Don't Misunderestimate Bushisms; They Resignate


Jan 15, 11:19 am ET

LOS ANGELES (Reuters) - Don't "misunderestimate" Dubya. Those verbal Bushisms are beginning to "resignate" with the American people. Maybe they'll even "embetter" the English language.
They may have started out as verbal slip-ups but several of President Bush's mangled phrases found their way on Tuesday to a list of the top words of 2002.

"There are already 11,000 instances of 'misunderestimate' on the Web.

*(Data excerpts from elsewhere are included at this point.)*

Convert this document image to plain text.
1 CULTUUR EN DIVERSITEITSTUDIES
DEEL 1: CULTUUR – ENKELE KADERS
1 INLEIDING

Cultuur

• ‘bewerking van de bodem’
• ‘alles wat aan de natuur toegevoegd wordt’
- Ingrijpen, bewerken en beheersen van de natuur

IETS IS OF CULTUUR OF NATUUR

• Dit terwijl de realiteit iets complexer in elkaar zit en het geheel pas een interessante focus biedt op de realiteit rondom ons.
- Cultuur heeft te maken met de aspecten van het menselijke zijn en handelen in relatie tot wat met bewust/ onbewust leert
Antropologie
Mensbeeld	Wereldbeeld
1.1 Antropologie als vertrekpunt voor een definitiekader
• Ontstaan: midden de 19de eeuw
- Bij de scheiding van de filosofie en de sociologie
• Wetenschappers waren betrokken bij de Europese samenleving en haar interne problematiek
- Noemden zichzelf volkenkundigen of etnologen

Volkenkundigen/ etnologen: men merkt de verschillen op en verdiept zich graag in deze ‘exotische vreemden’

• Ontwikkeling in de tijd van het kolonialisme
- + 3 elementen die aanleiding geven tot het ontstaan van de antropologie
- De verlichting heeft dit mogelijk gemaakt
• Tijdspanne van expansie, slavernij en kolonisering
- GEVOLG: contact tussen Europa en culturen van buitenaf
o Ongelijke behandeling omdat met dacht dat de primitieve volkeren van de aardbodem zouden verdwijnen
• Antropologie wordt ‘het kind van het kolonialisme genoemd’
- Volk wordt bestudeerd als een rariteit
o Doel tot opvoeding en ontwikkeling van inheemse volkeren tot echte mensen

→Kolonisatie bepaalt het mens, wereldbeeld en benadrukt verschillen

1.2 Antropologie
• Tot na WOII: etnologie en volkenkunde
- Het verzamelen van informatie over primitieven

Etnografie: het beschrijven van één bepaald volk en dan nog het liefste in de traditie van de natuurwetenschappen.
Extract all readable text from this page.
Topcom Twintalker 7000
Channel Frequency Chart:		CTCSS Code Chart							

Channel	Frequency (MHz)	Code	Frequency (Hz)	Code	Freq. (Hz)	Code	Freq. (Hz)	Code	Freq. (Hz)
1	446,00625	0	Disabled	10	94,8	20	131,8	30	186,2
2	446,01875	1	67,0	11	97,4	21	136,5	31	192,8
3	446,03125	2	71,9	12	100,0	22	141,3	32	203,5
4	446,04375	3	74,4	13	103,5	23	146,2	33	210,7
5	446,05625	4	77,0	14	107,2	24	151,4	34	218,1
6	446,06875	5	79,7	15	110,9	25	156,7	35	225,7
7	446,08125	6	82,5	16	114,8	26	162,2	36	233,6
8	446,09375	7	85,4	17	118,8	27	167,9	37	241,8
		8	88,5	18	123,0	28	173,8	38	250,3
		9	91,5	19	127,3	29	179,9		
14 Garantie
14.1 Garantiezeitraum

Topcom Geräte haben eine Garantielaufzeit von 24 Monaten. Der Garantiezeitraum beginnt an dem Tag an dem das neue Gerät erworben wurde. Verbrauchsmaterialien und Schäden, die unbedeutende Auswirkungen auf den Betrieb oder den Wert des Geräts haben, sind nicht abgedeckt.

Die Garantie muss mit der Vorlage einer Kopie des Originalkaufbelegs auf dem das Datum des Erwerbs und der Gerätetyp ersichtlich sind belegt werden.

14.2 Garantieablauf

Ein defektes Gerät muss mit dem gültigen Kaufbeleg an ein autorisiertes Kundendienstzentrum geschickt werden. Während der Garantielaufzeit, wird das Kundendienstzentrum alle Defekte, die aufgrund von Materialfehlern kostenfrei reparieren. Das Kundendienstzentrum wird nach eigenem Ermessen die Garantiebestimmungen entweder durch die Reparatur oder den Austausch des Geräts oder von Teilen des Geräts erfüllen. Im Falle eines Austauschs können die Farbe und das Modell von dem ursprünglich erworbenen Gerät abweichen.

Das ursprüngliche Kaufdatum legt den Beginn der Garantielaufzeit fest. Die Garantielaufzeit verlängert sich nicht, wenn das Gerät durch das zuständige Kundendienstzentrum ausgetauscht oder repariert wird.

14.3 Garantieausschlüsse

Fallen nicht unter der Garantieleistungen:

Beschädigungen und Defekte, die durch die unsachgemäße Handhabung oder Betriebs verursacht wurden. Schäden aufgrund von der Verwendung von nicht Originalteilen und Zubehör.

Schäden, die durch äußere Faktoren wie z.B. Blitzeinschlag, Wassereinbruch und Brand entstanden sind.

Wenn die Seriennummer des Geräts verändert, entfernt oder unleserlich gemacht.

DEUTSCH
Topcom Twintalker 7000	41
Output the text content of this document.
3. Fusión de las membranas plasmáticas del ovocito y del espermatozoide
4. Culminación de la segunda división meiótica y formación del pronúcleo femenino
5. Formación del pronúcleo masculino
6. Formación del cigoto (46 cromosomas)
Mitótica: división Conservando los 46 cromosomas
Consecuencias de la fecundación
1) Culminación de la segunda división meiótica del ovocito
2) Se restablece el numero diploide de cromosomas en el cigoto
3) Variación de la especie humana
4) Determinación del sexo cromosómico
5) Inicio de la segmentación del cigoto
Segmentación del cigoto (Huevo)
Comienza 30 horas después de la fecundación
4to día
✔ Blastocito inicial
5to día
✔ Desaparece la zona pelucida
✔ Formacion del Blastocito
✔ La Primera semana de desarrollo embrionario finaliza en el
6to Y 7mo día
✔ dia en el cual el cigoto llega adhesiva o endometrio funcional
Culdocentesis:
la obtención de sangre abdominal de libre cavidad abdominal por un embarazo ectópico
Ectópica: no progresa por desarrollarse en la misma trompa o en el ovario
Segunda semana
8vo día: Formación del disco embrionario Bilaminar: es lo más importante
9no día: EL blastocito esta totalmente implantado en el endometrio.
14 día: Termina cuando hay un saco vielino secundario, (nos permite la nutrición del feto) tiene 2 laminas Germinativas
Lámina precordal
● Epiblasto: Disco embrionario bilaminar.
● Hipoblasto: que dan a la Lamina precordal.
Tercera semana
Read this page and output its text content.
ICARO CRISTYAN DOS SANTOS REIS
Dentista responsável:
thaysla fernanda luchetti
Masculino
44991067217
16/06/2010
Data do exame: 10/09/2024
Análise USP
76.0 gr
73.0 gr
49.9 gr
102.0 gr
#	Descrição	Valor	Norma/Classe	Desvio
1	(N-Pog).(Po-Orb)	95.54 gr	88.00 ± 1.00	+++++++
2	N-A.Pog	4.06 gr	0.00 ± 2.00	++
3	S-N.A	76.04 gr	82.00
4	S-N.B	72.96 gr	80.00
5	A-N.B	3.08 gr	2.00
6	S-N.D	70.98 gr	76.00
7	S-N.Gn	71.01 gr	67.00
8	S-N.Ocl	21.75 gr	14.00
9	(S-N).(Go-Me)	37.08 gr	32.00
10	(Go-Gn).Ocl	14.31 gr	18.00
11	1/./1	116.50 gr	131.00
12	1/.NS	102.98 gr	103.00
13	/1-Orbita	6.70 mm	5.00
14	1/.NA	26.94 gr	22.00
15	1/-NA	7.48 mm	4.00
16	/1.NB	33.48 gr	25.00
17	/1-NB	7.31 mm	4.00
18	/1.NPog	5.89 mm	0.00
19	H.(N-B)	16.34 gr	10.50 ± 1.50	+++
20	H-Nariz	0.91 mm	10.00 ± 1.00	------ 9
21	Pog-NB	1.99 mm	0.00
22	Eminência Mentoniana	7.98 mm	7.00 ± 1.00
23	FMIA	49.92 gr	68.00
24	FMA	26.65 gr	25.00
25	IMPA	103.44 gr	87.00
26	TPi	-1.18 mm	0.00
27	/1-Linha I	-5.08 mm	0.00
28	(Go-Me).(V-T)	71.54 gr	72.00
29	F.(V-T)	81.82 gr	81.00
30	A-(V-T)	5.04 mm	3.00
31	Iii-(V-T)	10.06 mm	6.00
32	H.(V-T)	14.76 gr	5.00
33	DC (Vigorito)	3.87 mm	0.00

The more people use words, whether jocularly or seriously, the more likely they are to enter the language and last for generations," said Paul J.J. Payack, chairman of yourDictionary.com, which compiled the list.

Payack, a man who refuses to misunderestimate the power of a president to shape the language, said, "Our lists attempt to capture those ... innovations in word choice and usage that tell us something about ourselves."

The list of most important words of 2002 was drawn up with help from visitors to the yourDictionary.com Web site and from the site's group of linguists, who monitor the use of the English language around the world.

They include the so-called Bushisms; misunderestimate (to seriously underestimate), embetter (to make emotionally better -- the opposite of embitter), resignate (as in "They said this issue wouldn't resignate with the people") and foreign-handed (as in "I have a foreign-handed foreign policy").

In non-Bushisms, the post-September 11 world gave birth to "threat fatigue," while America's corporate and financial shenanigans introduced the verb to nasdaq (as in "His fortune was nasdaqued"), Nasdaq being the tech-heavy stock market.

There is also that well-known accounting practice disease known as Enronitis, and dot-communism (the conviction that everything on the Web should be free or, at least, paid for by someone else.)

But the most frequently used word on the planet, whatever the native language, is still "OK."